The Five Stages of Grief
Date Posted:7 March 2018
Denial and Isolation: Initially, introversion can be expected and this is okay to experience this. A temporary seclusion can be welcomed and even healthy when you have experienced loss; it’s just important that it does not continue on too long.
Anger: Feelings of anger at the injustice of the loss of a loved one is a normal part of grief. Conversely, dwelling in this state for too long or becoming overly ingrained in it can indicate a problem.
Bargaining: The bargaining phase can be tricky and is very exclusive to the situation. This phase may be minimal when the loss is of an older person or due to a natural death. When the circumstances are more controversial or seemingly unfair, this phase can take on a number of different looks.

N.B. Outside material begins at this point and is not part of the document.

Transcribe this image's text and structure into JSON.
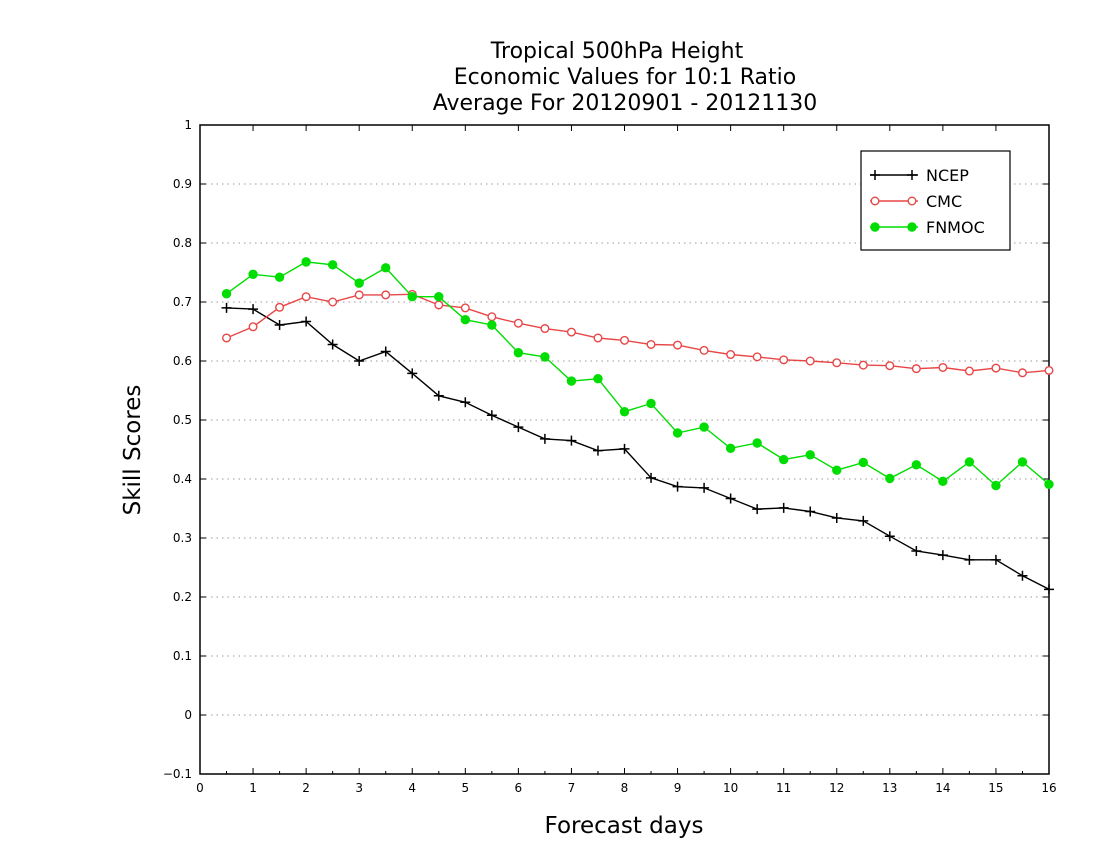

Depression: Some sadness is to be expected. The creation of a new normal is entirely normal. A prolonged or intense depression may not be, so keeping a close eye on someone exhibiting a severe depressive state after a loss is important.

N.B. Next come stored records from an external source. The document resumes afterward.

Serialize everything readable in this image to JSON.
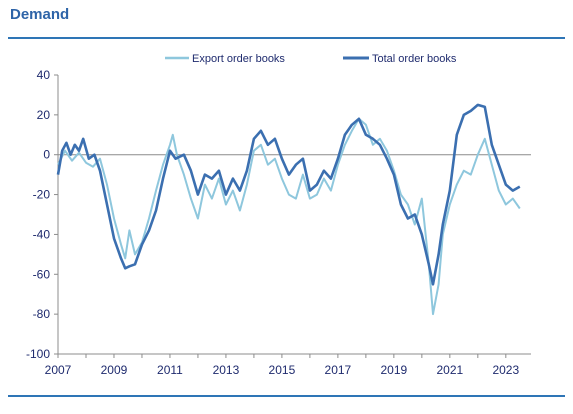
{
  "page": {
    "title": "Demand"
  },
  "colors": {
    "export": "#8ec7dd",
    "total": "#3b6fb0",
    "axis": "#8c8c8c",
    "text": "#1f2b6e",
    "rule": "#2e75b6"
  },
  "chart_data": {
    "type": "line",
    "title": "",
    "xlabel": "",
    "ylabel": "",
    "xlim": [
      2007.0,
      2023.9
    ],
    "ylim": [
      -100,
      40
    ],
    "yticks": [
      40,
      20,
      0,
      -20,
      -40,
      -60,
      -80,
      -100
    ],
    "xticks": [
      2007,
      2009,
      2011,
      2013,
      2015,
      2017,
      2019,
      2021,
      2023
    ],
    "zero_line": true,
    "legend": {
      "placement": "top-center"
    },
    "series": [
      {
        "name": "Export order books",
        "color": "#8ec7dd",
        "points": [
          [
            2007.0,
            -5
          ],
          [
            2007.25,
            2
          ],
          [
            2007.5,
            -3
          ],
          [
            2007.75,
            1
          ],
          [
            2008.0,
            -4
          ],
          [
            2008.25,
            -6
          ],
          [
            2008.5,
            -2
          ],
          [
            2008.75,
            -15
          ],
          [
            2009.0,
            -32
          ],
          [
            2009.25,
            -45
          ],
          [
            2009.4,
            -52
          ],
          [
            2009.55,
            -38
          ],
          [
            2009.75,
            -50
          ],
          [
            2010.0,
            -44
          ],
          [
            2010.25,
            -32
          ],
          [
            2010.5,
            -18
          ],
          [
            2010.75,
            -5
          ],
          [
            2011.0,
            5
          ],
          [
            2011.1,
            10
          ],
          [
            2011.25,
            0
          ],
          [
            2011.5,
            -10
          ],
          [
            2011.75,
            -22
          ],
          [
            2012.0,
            -32
          ],
          [
            2012.25,
            -15
          ],
          [
            2012.5,
            -22
          ],
          [
            2012.75,
            -12
          ],
          [
            2013.0,
            -25
          ],
          [
            2013.25,
            -18
          ],
          [
            2013.5,
            -28
          ],
          [
            2013.75,
            -15
          ],
          [
            2014.0,
            2
          ],
          [
            2014.25,
            5
          ],
          [
            2014.5,
            -5
          ],
          [
            2014.75,
            -2
          ],
          [
            2015.0,
            -12
          ],
          [
            2015.25,
            -20
          ],
          [
            2015.5,
            -22
          ],
          [
            2015.75,
            -10
          ],
          [
            2016.0,
            -22
          ],
          [
            2016.25,
            -20
          ],
          [
            2016.5,
            -12
          ],
          [
            2016.75,
            -18
          ],
          [
            2017.0,
            -5
          ],
          [
            2017.25,
            5
          ],
          [
            2017.5,
            12
          ],
          [
            2017.75,
            18
          ],
          [
            2018.0,
            15
          ],
          [
            2018.25,
            5
          ],
          [
            2018.5,
            8
          ],
          [
            2018.75,
            2
          ],
          [
            2019.0,
            -8
          ],
          [
            2019.25,
            -20
          ],
          [
            2019.5,
            -25
          ],
          [
            2019.75,
            -35
          ],
          [
            2020.0,
            -22
          ],
          [
            2020.25,
            -55
          ],
          [
            2020.4,
            -80
          ],
          [
            2020.6,
            -65
          ],
          [
            2020.75,
            -40
          ],
          [
            2021.0,
            -25
          ],
          [
            2021.25,
            -15
          ],
          [
            2021.5,
            -8
          ],
          [
            2021.75,
            -10
          ],
          [
            2022.0,
            0
          ],
          [
            2022.25,
            8
          ],
          [
            2022.5,
            -5
          ],
          [
            2022.75,
            -18
          ],
          [
            2023.0,
            -25
          ],
          [
            2023.25,
            -22
          ],
          [
            2023.5,
            -27
          ]
        ]
      },
      {
        "name": "Total order books",
        "color": "#3b6fb0",
        "points": [
          [
            2007.0,
            -10
          ],
          [
            2007.15,
            2
          ],
          [
            2007.3,
            6
          ],
          [
            2007.45,
            0
          ],
          [
            2007.6,
            5
          ],
          [
            2007.75,
            2
          ],
          [
            2007.9,
            8
          ],
          [
            2008.1,
            -2
          ],
          [
            2008.3,
            0
          ],
          [
            2008.5,
            -8
          ],
          [
            2008.75,
            -25
          ],
          [
            2009.0,
            -42
          ],
          [
            2009.25,
            -52
          ],
          [
            2009.4,
            -57
          ],
          [
            2009.55,
            -56
          ],
          [
            2009.75,
            -55
          ],
          [
            2010.0,
            -45
          ],
          [
            2010.25,
            -38
          ],
          [
            2010.5,
            -28
          ],
          [
            2010.75,
            -12
          ],
          [
            2011.0,
            2
          ],
          [
            2011.2,
            -2
          ],
          [
            2011.5,
            0
          ],
          [
            2011.75,
            -8
          ],
          [
            2012.0,
            -20
          ],
          [
            2012.25,
            -10
          ],
          [
            2012.5,
            -12
          ],
          [
            2012.75,
            -8
          ],
          [
            2013.0,
            -20
          ],
          [
            2013.25,
            -12
          ],
          [
            2013.5,
            -18
          ],
          [
            2013.75,
            -8
          ],
          [
            2014.0,
            8
          ],
          [
            2014.25,
            12
          ],
          [
            2014.5,
            5
          ],
          [
            2014.75,
            8
          ],
          [
            2015.0,
            -2
          ],
          [
            2015.25,
            -10
          ],
          [
            2015.5,
            -5
          ],
          [
            2015.75,
            -2
          ],
          [
            2016.0,
            -18
          ],
          [
            2016.25,
            -15
          ],
          [
            2016.5,
            -8
          ],
          [
            2016.75,
            -12
          ],
          [
            2017.0,
            -2
          ],
          [
            2017.25,
            10
          ],
          [
            2017.5,
            15
          ],
          [
            2017.75,
            18
          ],
          [
            2018.0,
            10
          ],
          [
            2018.25,
            8
          ],
          [
            2018.5,
            5
          ],
          [
            2018.75,
            -2
          ],
          [
            2019.0,
            -10
          ],
          [
            2019.25,
            -25
          ],
          [
            2019.5,
            -32
          ],
          [
            2019.75,
            -30
          ],
          [
            2020.0,
            -40
          ],
          [
            2020.25,
            -55
          ],
          [
            2020.4,
            -65
          ],
          [
            2020.6,
            -50
          ],
          [
            2020.75,
            -35
          ],
          [
            2021.0,
            -18
          ],
          [
            2021.25,
            10
          ],
          [
            2021.5,
            20
          ],
          [
            2021.75,
            22
          ],
          [
            2022.0,
            25
          ],
          [
            2022.25,
            24
          ],
          [
            2022.5,
            5
          ],
          [
            2022.75,
            -5
          ],
          [
            2023.0,
            -15
          ],
          [
            2023.25,
            -18
          ],
          [
            2023.5,
            -16
          ]
        ]
      }
    ]
  }
}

Acceptance: Reaching a level of acceptance in your own time. The level of acceptance can be varied from one person to the next. The acceptance of the loss of a spouse may mean that survivors take up new activities and hobbies never before considered. Conversely, it can also mean that the surviving spouse immerses themselves in things formerly only beheld to the deceased. In either case, or anything in between, this can be a normal way to stay connected, so long as the person is working toward genuine happiness.